Was there any breach of procedural fairness in
the Assistant Commissioner’s Decision?
[27]
The Applicant raises issues as to whether CSC
failed to properly exercise its authority or improperly dealt with his
grievance contrary to section 90 of the CCRA. However, his arguments in
this regard focus on the 2007 events and the use of the informant information.

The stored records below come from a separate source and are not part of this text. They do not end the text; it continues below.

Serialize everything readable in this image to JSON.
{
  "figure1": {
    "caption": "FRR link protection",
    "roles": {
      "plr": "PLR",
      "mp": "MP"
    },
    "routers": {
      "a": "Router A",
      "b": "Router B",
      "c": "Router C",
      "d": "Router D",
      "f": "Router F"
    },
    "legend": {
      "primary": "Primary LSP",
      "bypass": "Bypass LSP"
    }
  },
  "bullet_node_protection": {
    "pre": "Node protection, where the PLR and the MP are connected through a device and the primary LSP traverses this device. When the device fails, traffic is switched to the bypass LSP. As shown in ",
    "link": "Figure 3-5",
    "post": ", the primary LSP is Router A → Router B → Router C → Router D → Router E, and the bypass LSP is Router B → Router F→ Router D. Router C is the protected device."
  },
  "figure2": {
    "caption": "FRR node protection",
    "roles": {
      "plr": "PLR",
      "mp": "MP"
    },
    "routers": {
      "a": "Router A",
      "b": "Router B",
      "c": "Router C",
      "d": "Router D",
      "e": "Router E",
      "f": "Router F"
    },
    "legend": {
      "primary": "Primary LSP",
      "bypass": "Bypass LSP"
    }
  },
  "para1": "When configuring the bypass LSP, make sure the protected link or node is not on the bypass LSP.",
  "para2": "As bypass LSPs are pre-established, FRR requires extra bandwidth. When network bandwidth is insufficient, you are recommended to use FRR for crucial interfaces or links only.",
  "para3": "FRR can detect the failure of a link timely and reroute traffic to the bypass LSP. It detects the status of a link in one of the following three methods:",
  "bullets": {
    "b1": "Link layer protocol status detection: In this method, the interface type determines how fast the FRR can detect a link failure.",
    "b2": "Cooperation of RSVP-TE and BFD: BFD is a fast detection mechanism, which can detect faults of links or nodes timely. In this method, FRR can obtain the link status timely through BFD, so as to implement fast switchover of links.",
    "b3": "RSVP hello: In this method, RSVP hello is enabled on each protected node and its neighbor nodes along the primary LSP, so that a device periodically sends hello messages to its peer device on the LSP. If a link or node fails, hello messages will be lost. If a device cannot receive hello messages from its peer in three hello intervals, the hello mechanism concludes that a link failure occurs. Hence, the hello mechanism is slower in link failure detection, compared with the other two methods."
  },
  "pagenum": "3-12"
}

They do not challenge the manner by which the AC rendered his decision. The
Commissioner’s Directives (CD-081, CD-081-1) contain the procedures to be
followed with respect to grievances, and the Applicant has not identified any
errors in compliance with these directives. Nor has the Applicant identified
any problem with the relevant Regulations which deal with grievance
procedures.
[28]
The Applicant’s argument that the AC failed to
act fairly in accordance with section 90 of the CCRA, by using personal
opinions rather than reliable information as the basis for the third level
grievance decision, is misguided. There are no such personal opinions in the
AC’s decision. To the extent that the Applicant may be referring to the
personal opinions of the security officer who initially investigated the 2007
incident, those matters are beyond the scope of the AC’s decision and this
judicial review of such decision.
[29]
As to the other issues and arguments advanced by
the Applicant, these too centre around and take issue with the Applicant’s
segregation and involuntary transfer in 2007; they do not question the way in
which the AC rendered his decision. Thus, the Court’s intervention is not
required to rectify any procedural unfairness suffered by the Applicant in the
rendering of the AC’s decision.
V.
Conclusion
[30]
For the reasons stated above, the Applicant’s
application for judicial review is dismissed. There is no award of costs.